How about a legal precedent? B.C.’s nine-page statement of claim alleges the intent of Alberta’s bill is to hurt to the province.
“A significant disruption in the supply of gasoline, diesel, and crude oil from Alberta to British Columbia would cause British Columbia irreparable harm,” the document asserts. “In addition to economic harm, a sudden disruption in supply could injure human health and safety in remote communities.”
https://www.msn.com/en-ca/money/topstories/bc-files-legal-challenge-to-alberta-law/ar-AAxEIED
There is an ongoing dispute between Alberta and British Columbia over pipelines. BC has effectively and unconstitutionally, blocked Alberta’s oil exports via a new pipeline. Alberta has threatened to cut off all pipelines coming and going to BC. BC gets most of it’s oil for gasoline from Alberta. Also most of BCs natural gas exports get to market via Alberta pipelines.
BC is making a threat to sue Alberta for effectively doing what BC is doing. The most ironic part is BCs claim that cutting them off of oil would “
“Was Industrialization Worth It?”
Who does Alsup think he is posing such a question?
Has the USA gone mad?
Delusional judiciary!
Delusional attorneys!
Delusional politicians!
Delusional administrators!
Delusional public!
Delusional big oil!
You simply can’t make this stuff up . . .

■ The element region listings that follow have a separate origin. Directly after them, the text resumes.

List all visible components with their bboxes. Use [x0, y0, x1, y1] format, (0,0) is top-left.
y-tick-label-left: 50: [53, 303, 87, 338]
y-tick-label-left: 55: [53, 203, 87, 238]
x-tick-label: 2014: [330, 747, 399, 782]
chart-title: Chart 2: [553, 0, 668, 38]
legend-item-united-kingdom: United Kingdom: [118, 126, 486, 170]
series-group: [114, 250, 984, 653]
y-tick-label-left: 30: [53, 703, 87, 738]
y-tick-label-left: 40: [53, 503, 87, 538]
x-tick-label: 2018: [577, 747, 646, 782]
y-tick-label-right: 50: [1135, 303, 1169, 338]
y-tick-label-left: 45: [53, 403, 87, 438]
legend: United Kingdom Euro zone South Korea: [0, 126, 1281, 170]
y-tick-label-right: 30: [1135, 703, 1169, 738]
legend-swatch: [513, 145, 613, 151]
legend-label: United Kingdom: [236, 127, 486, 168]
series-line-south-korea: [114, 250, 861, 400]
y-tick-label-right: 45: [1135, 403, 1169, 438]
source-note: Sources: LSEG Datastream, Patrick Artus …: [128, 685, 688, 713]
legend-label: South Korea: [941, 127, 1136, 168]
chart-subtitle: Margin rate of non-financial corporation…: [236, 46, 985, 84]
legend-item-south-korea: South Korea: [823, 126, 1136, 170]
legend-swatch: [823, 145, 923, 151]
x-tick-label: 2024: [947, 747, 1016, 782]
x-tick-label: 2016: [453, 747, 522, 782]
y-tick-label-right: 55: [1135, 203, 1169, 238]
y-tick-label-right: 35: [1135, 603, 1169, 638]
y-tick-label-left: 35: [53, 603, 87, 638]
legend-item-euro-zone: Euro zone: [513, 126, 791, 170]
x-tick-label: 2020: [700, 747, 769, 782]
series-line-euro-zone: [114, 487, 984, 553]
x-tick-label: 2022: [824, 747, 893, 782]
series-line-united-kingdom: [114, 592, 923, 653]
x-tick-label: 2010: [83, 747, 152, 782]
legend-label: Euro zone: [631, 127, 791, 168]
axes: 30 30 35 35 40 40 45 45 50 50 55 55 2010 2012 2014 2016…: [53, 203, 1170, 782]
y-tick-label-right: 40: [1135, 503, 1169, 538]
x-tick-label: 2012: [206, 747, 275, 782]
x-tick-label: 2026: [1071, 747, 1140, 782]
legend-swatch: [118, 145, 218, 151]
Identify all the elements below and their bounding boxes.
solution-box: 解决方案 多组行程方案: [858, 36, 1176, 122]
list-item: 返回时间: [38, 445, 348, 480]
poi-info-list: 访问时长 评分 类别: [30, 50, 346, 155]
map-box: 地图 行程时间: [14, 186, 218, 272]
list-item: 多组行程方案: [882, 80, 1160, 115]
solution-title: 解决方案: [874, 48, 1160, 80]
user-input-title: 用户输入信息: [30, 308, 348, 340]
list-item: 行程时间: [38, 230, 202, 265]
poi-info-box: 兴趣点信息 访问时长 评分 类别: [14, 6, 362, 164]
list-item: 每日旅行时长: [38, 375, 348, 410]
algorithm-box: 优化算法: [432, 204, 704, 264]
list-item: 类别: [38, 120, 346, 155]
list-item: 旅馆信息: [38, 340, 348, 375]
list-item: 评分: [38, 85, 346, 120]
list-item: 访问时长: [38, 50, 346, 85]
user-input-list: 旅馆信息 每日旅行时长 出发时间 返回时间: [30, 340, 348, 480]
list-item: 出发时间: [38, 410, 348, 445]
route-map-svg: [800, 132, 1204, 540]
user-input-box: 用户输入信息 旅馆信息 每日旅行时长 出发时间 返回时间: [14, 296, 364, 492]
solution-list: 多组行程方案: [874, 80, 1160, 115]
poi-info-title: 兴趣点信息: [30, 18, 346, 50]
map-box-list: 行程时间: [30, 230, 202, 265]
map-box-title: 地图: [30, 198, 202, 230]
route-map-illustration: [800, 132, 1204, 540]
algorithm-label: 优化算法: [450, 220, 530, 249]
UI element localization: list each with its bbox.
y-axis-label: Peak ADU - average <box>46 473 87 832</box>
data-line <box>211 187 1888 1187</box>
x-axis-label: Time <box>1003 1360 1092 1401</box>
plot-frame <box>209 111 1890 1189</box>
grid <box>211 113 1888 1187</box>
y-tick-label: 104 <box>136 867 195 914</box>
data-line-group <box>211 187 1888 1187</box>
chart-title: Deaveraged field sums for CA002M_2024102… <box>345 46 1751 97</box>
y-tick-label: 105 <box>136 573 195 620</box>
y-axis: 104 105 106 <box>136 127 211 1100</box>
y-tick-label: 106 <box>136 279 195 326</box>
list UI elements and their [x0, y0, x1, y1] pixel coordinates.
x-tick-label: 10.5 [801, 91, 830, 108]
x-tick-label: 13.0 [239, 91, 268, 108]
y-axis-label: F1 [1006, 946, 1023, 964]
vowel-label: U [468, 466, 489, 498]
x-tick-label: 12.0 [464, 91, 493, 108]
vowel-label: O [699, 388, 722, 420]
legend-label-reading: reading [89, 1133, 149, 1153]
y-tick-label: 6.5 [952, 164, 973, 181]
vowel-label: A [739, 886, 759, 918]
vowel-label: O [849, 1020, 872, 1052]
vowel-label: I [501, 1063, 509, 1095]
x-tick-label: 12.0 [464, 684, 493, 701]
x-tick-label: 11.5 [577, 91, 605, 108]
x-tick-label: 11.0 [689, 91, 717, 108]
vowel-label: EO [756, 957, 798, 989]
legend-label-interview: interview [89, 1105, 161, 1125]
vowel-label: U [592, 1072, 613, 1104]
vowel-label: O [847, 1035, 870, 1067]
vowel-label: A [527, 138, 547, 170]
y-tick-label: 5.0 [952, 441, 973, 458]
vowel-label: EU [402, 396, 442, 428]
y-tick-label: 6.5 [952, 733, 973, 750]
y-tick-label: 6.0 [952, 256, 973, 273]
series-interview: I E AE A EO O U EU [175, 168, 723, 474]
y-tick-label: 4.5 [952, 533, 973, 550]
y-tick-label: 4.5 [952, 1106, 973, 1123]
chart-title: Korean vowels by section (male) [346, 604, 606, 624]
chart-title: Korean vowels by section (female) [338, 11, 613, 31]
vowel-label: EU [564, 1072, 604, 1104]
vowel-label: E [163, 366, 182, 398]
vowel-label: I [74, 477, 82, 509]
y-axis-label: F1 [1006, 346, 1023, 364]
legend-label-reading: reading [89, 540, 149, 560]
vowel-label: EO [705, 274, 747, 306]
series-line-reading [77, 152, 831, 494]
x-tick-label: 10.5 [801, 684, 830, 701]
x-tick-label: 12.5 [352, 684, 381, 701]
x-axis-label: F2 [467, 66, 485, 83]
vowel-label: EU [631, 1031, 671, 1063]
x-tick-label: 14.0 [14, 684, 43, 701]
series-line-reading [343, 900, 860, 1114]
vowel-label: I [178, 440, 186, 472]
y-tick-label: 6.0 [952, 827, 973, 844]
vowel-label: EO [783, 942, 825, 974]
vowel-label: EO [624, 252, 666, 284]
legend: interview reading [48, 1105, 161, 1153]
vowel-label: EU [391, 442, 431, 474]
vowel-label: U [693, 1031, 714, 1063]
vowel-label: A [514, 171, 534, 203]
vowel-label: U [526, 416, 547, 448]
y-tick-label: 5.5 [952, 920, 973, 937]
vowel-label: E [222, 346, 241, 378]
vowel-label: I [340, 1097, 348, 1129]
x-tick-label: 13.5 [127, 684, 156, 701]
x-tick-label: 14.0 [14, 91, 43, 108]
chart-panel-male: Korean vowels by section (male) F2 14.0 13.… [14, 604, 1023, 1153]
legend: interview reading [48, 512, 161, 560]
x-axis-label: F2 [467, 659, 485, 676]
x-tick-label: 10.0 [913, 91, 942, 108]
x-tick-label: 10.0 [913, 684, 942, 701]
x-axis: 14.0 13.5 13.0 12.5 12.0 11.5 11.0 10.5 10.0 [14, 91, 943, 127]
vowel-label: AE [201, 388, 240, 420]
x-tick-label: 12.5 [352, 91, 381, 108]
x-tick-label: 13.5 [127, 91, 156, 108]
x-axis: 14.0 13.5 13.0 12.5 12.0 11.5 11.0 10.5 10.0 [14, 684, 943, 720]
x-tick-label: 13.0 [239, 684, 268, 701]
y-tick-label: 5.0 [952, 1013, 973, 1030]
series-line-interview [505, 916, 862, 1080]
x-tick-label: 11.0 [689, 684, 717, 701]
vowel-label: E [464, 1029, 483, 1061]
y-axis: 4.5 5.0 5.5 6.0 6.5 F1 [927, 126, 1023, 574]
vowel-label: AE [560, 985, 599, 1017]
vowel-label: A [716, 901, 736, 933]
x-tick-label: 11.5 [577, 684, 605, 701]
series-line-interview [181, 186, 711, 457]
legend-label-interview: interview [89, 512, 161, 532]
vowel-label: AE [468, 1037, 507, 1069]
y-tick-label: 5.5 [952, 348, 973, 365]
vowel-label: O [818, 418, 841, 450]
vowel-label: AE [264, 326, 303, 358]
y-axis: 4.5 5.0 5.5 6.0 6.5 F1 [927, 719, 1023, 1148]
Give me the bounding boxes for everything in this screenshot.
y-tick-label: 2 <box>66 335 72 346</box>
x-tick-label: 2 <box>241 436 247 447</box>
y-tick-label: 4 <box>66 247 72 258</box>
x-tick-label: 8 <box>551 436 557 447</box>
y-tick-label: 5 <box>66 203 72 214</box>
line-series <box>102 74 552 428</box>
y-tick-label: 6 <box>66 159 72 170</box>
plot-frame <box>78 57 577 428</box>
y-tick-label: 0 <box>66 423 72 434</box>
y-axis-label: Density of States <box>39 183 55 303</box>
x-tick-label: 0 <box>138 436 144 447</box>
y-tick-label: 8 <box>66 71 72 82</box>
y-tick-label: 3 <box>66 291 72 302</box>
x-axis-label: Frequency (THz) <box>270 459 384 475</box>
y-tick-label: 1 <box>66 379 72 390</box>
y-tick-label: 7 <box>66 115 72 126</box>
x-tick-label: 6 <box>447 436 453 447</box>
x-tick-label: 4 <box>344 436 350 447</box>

So far, so good! Alsup appears to be a pragmatic engineer/judge, requesting verifiable facts as substantiation for claims.
The most damning hypocrisies are the claims of harm from the protagonist cities, while failing to disclose the financial risks from those claimed ‘harms’ in their respective government bond issues. The Securities and Exchange Commission puts folks in prison for those types of ‘failure to disclose risks’ omissions!
Sadly, J Mac, it is all political kabuki and the SEC will not get involved. The SEC is also political in nature.
These lawsuits are a raid on the pension plans. Unfortunately the oil companies are not smart enough to shut the fuel off to cities that launch these racketeering lawsuits.
I enjoy the picture of the camper and tents.
Koch industries bought fibers from Dupont and produce the Nylon, dacron and fibers, chemicals for coatings. Invista. When a greenie weenie gets their panties in a bunch, Koch fibers are right there. Koch must be demonized. lol
What happens if the plaintiffs submit a scandalous crock that goes unchallenged, such as “Michael Mann’s hockey stick isn’t really the worst case of scientific malfeasance since the Piltdown Man”, and this same assertion then rears it’s ugly carapace elsewhere in, say, a libel trial, and is claimed as a “fact”?
Scandalous crocks rarely go unchallenged in U.S. tort cases, Michael.
This reminds of what have the Romans done for us? Instead of Romans replace with oil or industrialization.
http://www.epicure.demon.co.uk/whattheromans.html
All these people against this are a hypocrite using any products from oil or industrial revolution.
I’ve been saying for years, this was going to be the next tactic.